HYBRID EVENT: You can participate in person at Singapore or Virtually from your home or work.

7th Edition of

International Nutrition Research Conference

March 27-29, 2025 | Singapore

Nutri 2025

Ketogenic strategies for alzheimer’s and other memory impairment: history, rationale, and 288 anecdotal reports

Speaker at International Nutrition Research Conference 2025 - Mary T Newport
Independent Researcher, United States
Title : Ketogenic strategies for alzheimer’s and other memory impairment: history, rationale, and 288 anecdotal reports

Abstract:

Glucose hypometabolism predates Alzheimer’s disease symptoms by at least one to two decades. Ketones are an alternative fuel to glucose and are taken up normally in affected regions of the Alzheimer’s brain and could address certain pathologies that are common in the aging brain and exaggerated in Alzheimer’s disease including insulin resistance, a brain-energy deficit, mitochondrial dysfunction, oxidative stress, and neuroinflammation. Ketones have also been shown to reduce formation of beta-amyloid plaques and neurofibrillary tangles in animal models. Experts have estimated that at least 30 percent of Alzheimer’s and other dementias could be avoided by adopting a healthy diet, increasing physical activity, and correcting other modifiable lifestyle risk factors.

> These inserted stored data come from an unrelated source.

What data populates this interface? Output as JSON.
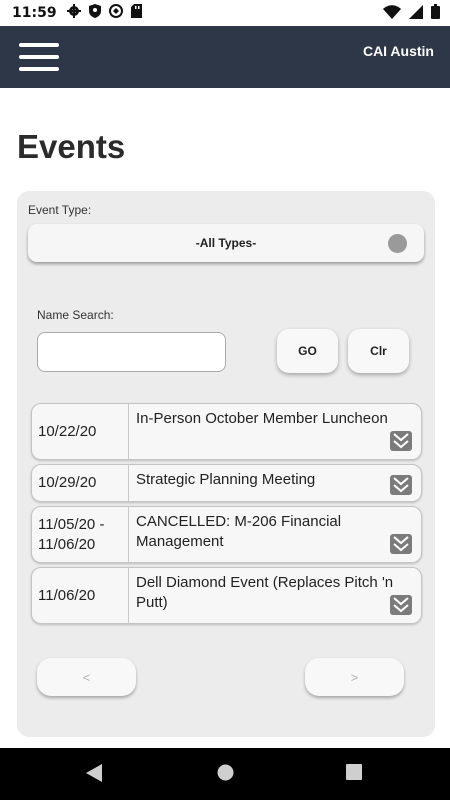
{
  "status_bar": {
    "time": "11:59",
    "icons": [
      "gear-icon",
      "shield-icon",
      "vpn-icon",
      "sd-card-icon",
      "wifi-icon",
      "signal-icon",
      "battery-icon"
    ]
  },
  "app_bar": {
    "title": "CAI Austin",
    "menu_icon": "hamburger-menu-icon"
  },
  "page": {
    "title": "Events"
  },
  "filter": {
    "event_type_label": "Event Type:",
    "event_type_value": "-All Types-"
  },
  "search": {
    "label": "Name Search:",
    "value": "",
    "go_label": "GO",
    "clear_label": "Clr"
  },
  "events": [
    {
      "date": "10/22/20",
      "name": "In-Person October Member Luncheon"
    },
    {
      "date": "10/29/20",
      "name": "Strategic Planning Meeting"
    },
    {
      "date": "11/05/20 - 11/06/20",
      "name": "CANCELLED: M-206 Financial Management"
    },
    {
      "date": "11/06/20",
      "name": "Dell Diamond Event (Replaces Pitch 'n Putt)"
    }
  ],
  "pagination": {
    "prev_label": "<",
    "next_label": ">"
  },
  "colors": {
    "app_bar": "#2e3748",
    "panel": "#ececec",
    "expand_icon": "#7b7b7b"
  }
}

Mild to moderate ketosis can be achieved through consumption of a healthy whole food low-carbohydrate ketogenic diet, ketogenic oils containing medium-chain triglycerides, or exogenous ketone supplements as well as intermittent or overnight fasting, and moderately vigorous aerobic exercise. An analysis was performed of 288 anecdotal reports about people with Alzheimer’s, other dementias, Parkinson’s disease with dementia, mild cognitive impairment, and other diagnosed or subjective memory impairments consuming coconut oil and/or medium-chain triglyceride oil. 89.2 percent reported improvement overall, 7.3 percent no improvement, 2.4 percent no improvement but stabilization for at least 3 months. One or more improvements were reported in the areas of memory/cognition (65.3%), social/behavior/mood/personality (32.6%), speech/language/ conversation (33%), resumption of self-care/other activities (24.7%), physical symptoms (18.4%), and sleep (3.5%), appetite (2.4%), vision (1.4%), and improvement that was otherwise unspecified (8%). Certain fatty acids found in medium-chain triglyceride oil and coconut oil are ketogenic but also have other important biological effects, and, along with polyphenols and other bioactive substances in virgin coconut oil, could explain these results. Adopting a personalized ketogenic lifestyle plan using one or more ketogenic strategies could address certain pathological processes that occur in the aging brain while potentially improving symptoms in people with Alzheimer’s disease and could possibly prevent or delay the onset of cognitive impairment during aging, though larger long-term studies would be needed to confirm this.

Biography:

Mary Newport, M.D. graduated from University of Cincinnati College of Medicine, then trained in pediatrics at Children’s Hospital Medical Center, Cincinnati, Ohio, and in neonatology at the Medical University Hospital in Charleston, South Carolina. She practiced newborn intensive care for thirty years followed by hospice care. Her husband Steve with early onset Alzheimer's had a dramatic improvement lasting nearly four years in response to ketogenic interventions with coconut and MCT oil, a ketogenic diet, and a ketone ester developed at the NIH. Dr. Newport is the author of four books and an international speaker on ketones and the brain.